Hi, I hope this is the right place to ask for help with a problem which isn't a show stopper but niggles me into wanting to know the answer.

For years my standard workflow has been to convert NEFs to DNG, archive the NEFs and drop the DNGs onto Thomas Knoll's 2005 vintage Recover Edges icon on my desktop. Lightroom then does pretty much all I want.

Recently I bought an Olympus E-1 Mk 2 and the DNG Converter (v9.8) works well to produce the right files. However, when I drop these (Olympus origin) DNGs onto the icon nothing happens at all.
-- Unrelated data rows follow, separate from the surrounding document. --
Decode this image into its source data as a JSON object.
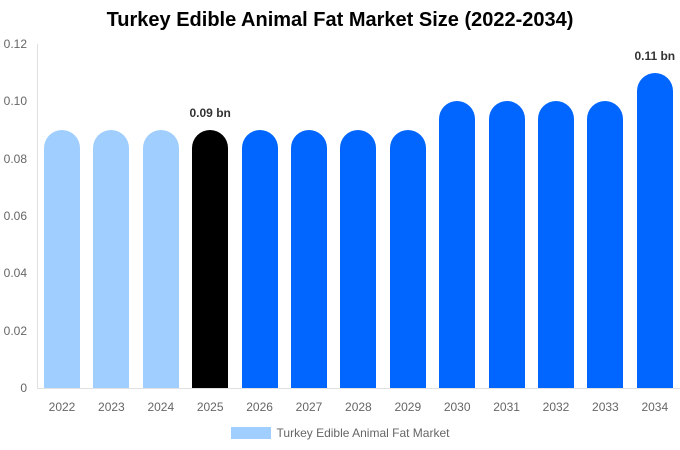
{
  "chart_data": {
    "type": "bar",
    "title": "Turkey Edible Animal Fat Market Size (2022-2034)",
    "xlabel": "",
    "ylabel": "",
    "ylim": [
      0,
      0.12
    ],
    "yticks": [
      "0",
      "0.02",
      "0.04",
      "0.06",
      "0.08",
      "0.10",
      "0.12"
    ],
    "categories": [
      "2022",
      "2023",
      "2024",
      "2025",
      "2026",
      "2027",
      "2028",
      "2029",
      "2030",
      "2031",
      "2032",
      "2033",
      "2034"
    ],
    "series": [
      {
        "name": "Turkey Edible Animal Fat Market",
        "values": [
          0.09,
          0.09,
          0.09,
          0.09,
          0.09,
          0.09,
          0.09,
          0.09,
          0.1,
          0.1,
          0.1,
          0.1,
          0.11
        ]
      }
    ],
    "bar_colors": [
      "#a0cfff",
      "#a0cfff",
      "#a0cfff",
      "#000000",
      "#0066ff",
      "#0066ff",
      "#0066ff",
      "#0066ff",
      "#0066ff",
      "#0066ff",
      "#0066ff",
      "#0066ff",
      "#0066ff"
    ],
    "annotations": [
      {
        "category": "2025",
        "text": "0.09 bn"
      },
      {
        "category": "2034",
        "text": "0.11 bn"
      }
    ],
    "grid": false,
    "legend_position": "bottom"
  },
  "legend": {
    "label": "Turkey Edible Animal Fat Market",
    "color": "#a0cfff"
  }
}
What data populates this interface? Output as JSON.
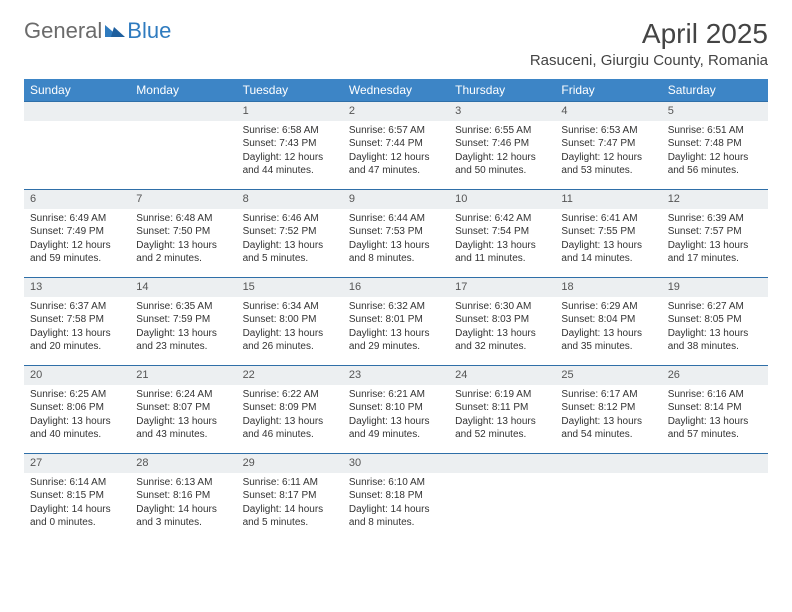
{
  "logo": {
    "general": "General",
    "blue": "Blue"
  },
  "header": {
    "title": "April 2025",
    "location": "Rasuceni, Giurgiu County, Romania"
  },
  "styling": {
    "header_bg": "#3d85c6",
    "header_fg": "#ffffff",
    "daynum_bg": "#eceff1",
    "cell_border": "#2f6fa8",
    "body_font_size": 10,
    "title_font_size": 28,
    "location_font_size": 15,
    "weekday_font_size": 12
  },
  "weekdays": [
    "Sunday",
    "Monday",
    "Tuesday",
    "Wednesday",
    "Thursday",
    "Friday",
    "Saturday"
  ],
  "weeks": [
    [
      {
        "blank": true
      },
      {
        "blank": true
      },
      {
        "day": "1",
        "sunrise": "Sunrise: 6:58 AM",
        "sunset": "Sunset: 7:43 PM",
        "daylight1": "Daylight: 12 hours",
        "daylight2": "and 44 minutes."
      },
      {
        "day": "2",
        "sunrise": "Sunrise: 6:57 AM",
        "sunset": "Sunset: 7:44 PM",
        "daylight1": "Daylight: 12 hours",
        "daylight2": "and 47 minutes."
      },
      {
        "day": "3",
        "sunrise": "Sunrise: 6:55 AM",
        "sunset": "Sunset: 7:46 PM",
        "daylight1": "Daylight: 12 hours",
        "daylight2": "and 50 minutes."
      },
      {
        "day": "4",
        "sunrise": "Sunrise: 6:53 AM",
        "sunset": "Sunset: 7:47 PM",
        "daylight1": "Daylight: 12 hours",
        "daylight2": "and 53 minutes."
      },
      {
        "day": "5",
        "sunrise": "Sunrise: 6:51 AM",
        "sunset": "Sunset: 7:48 PM",
        "daylight1": "Daylight: 12 hours",
        "daylight2": "and 56 minutes."
      }
    ],
    [
      {
        "day": "6",
        "sunrise": "Sunrise: 6:49 AM",
        "sunset": "Sunset: 7:49 PM",
        "daylight1": "Daylight: 12 hours",
        "daylight2": "and 59 minutes."
      },
      {
        "day": "7",
        "sunrise": "Sunrise: 6:48 AM",
        "sunset": "Sunset: 7:50 PM",
        "daylight1": "Daylight: 13 hours",
        "daylight2": "and 2 minutes."
      },
      {
        "day": "8",
        "sunrise": "Sunrise: 6:46 AM",
        "sunset": "Sunset: 7:52 PM",
        "daylight1": "Daylight: 13 hours",
        "daylight2": "and 5 minutes."
      },
      {
        "day": "9",
        "sunrise": "Sunrise: 6:44 AM",
        "sunset": "Sunset: 7:53 PM",
        "daylight1": "Daylight: 13 hours",
        "daylight2": "and 8 minutes."
      },
      {
        "day": "10",
        "sunrise": "Sunrise: 6:42 AM",
        "sunset": "Sunset: 7:54 PM",
        "daylight1": "Daylight: 13 hours",
        "daylight2": "and 11 minutes."
      },
      {
        "day": "11",
        "sunrise": "Sunrise: 6:41 AM",
        "sunset": "Sunset: 7:55 PM",
        "daylight1": "Daylight: 13 hours",
        "daylight2": "and 14 minutes."
      },
      {
        "day": "12",
        "sunrise": "Sunrise: 6:39 AM",
        "sunset": "Sunset: 7:57 PM",
        "daylight1": "Daylight: 13 hours",
        "daylight2": "and 17 minutes."
      }
    ],
    [
      {
        "day": "13",
        "sunrise": "Sunrise: 6:37 AM",
        "sunset": "Sunset: 7:58 PM",
        "daylight1": "Daylight: 13 hours",
        "daylight2": "and 20 minutes."
      },
      {
        "day": "14",
        "sunrise": "Sunrise: 6:35 AM",
        "sunset": "Sunset: 7:59 PM",
        "daylight1": "Daylight: 13 hours",
        "daylight2": "and 23 minutes."
      },
      {
        "day": "15",
        "sunrise": "Sunrise: 6:34 AM",
        "sunset": "Sunset: 8:00 PM",
        "daylight1": "Daylight: 13 hours",
        "daylight2": "and 26 minutes."
      },
      {
        "day": "16",
        "sunrise": "Sunrise: 6:32 AM",
        "sunset": "Sunset: 8:01 PM",
        "daylight1": "Daylight: 13 hours",
        "daylight2": "and 29 minutes."
      },
      {
        "day": "17",
        "sunrise": "Sunrise: 6:30 AM",
        "sunset": "Sunset: 8:03 PM",
        "daylight1": "Daylight: 13 hours",
        "daylight2": "and 32 minutes."
      },
      {
        "day": "18",
        "sunrise": "Sunrise: 6:29 AM",
        "sunset": "Sunset: 8:04 PM",
        "daylight1": "Daylight: 13 hours",
        "daylight2": "and 35 minutes."
      },
      {
        "day": "19",
        "sunrise": "Sunrise: 6:27 AM",
        "sunset": "Sunset: 8:05 PM",
        "daylight1": "Daylight: 13 hours",
        "daylight2": "and 38 minutes."
      }
    ],
    [
      {
        "day": "20",
        "sunrise": "Sunrise: 6:25 AM",
        "sunset": "Sunset: 8:06 PM",
        "daylight1": "Daylight: 13 hours",
        "daylight2": "and 40 minutes."
      },
      {
        "day": "21",
        "sunrise": "Sunrise: 6:24 AM",
        "sunset": "Sunset: 8:07 PM",
        "daylight1": "Daylight: 13 hours",
        "daylight2": "and 43 minutes."
      },
      {
        "day": "22",
        "sunrise": "Sunrise: 6:22 AM",
        "sunset": "Sunset: 8:09 PM",
        "daylight1": "Daylight: 13 hours",
        "daylight2": "and 46 minutes."
      },
      {
        "day": "23",
        "sunrise": "Sunrise: 6:21 AM",
        "sunset": "Sunset: 8:10 PM",
        "daylight1": "Daylight: 13 hours",
        "daylight2": "and 49 minutes."
      },
      {
        "day": "24",
        "sunrise": "Sunrise: 6:19 AM",
        "sunset": "Sunset: 8:11 PM",
        "daylight1": "Daylight: 13 hours",
        "daylight2": "and 52 minutes."
      },
      {
        "day": "25",
        "sunrise": "Sunrise: 6:17 AM",
        "sunset": "Sunset: 8:12 PM",
        "daylight1": "Daylight: 13 hours",
        "daylight2": "and 54 minutes."
      },
      {
        "day": "26",
        "sunrise": "Sunrise: 6:16 AM",
        "sunset": "Sunset: 8:14 PM",
        "daylight1": "Daylight: 13 hours",
        "daylight2": "and 57 minutes."
      }
    ],
    [
      {
        "day": "27",
        "sunrise": "Sunrise: 6:14 AM",
        "sunset": "Sunset: 8:15 PM",
        "daylight1": "Daylight: 14 hours",
        "daylight2": "and 0 minutes."
      },
      {
        "day": "28",
        "sunrise": "Sunrise: 6:13 AM",
        "sunset": "Sunset: 8:16 PM",
        "daylight1": "Daylight: 14 hours",
        "daylight2": "and 3 minutes."
      },
      {
        "day": "29",
        "sunrise": "Sunrise: 6:11 AM",
        "sunset": "Sunset: 8:17 PM",
        "daylight1": "Daylight: 14 hours",
        "daylight2": "and 5 minutes."
      },
      {
        "day": "30",
        "sunrise": "Sunrise: 6:10 AM",
        "sunset": "Sunset: 8:18 PM",
        "daylight1": "Daylight: 14 hours",
        "daylight2": "and 8 minutes."
      },
      {
        "blank": true
      },
      {
        "blank": true
      },
      {
        "blank": true
      }
    ]
  ]
}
I installed the Lightroom DNG plug in and that does indeed recover edge pixels but (forgive me for being picky) I don't want the complication of a second copy of the file. 
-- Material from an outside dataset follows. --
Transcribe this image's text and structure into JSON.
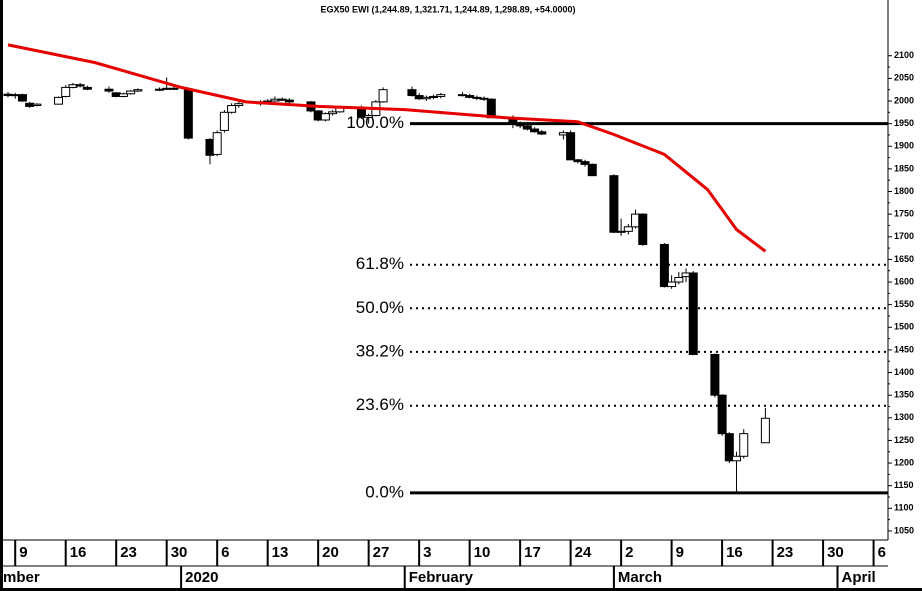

Is there a later version of the standalone Recover Edges programme anywhere? Or is there the option of the plugin modifying the DNG rather than creating a copy?

Thanks for any help available.

David


----------



## Victoria Bampton (Apr 20, 2017)

The LR plug-in is the only current way I know of. How many extra pixels are you gaining, for all that hassle?


----------



## dragnil (Apr 20, 2017)

Well, Victoria, that's why I said it's not a show stopper, Most of me is saying, "So, what?" but the other bit is curious... why should it work in the plugin and not in the standalone and what is it about Olympus files that is different?
I've yet to recover an image by those very few pixels but it's become a habit if you know what I mean. So if there's no other easy solution I'll forget it. Thanks for your help.


----------



## Ian.B (Apr 21, 2017)

well I have learnt something else to worry about now --- edge recovery ?? 
I know nothing ( yeah ok; you didn't have to agree ) about this _edge recovery_; but wouldn't a slight crop do the same thing? (???)

Another question: why are you converting to dng (I do that) and then archive the original raw file ?
Just interesting to know how and why others do things


----------



## Victoria Bampton (Apr 21, 2017)

Once upon a time Ian, it was used to recover pixels from in-camera crops, but then they built that into Lightroom for more recent cameras. There are also a few extra pixels around the edge of the raw files that the in-camera JPEGs and any raw converters ignore (usually because the content can't be calculated accurately), and some people like to pull that back.


----------



## Ian.B (Apr 21, 2017)

Once upon a time Ian ....  I could do with a better bed time story than that hahaha
Thanks Victoria; at least I have learnt a couple of things today


----------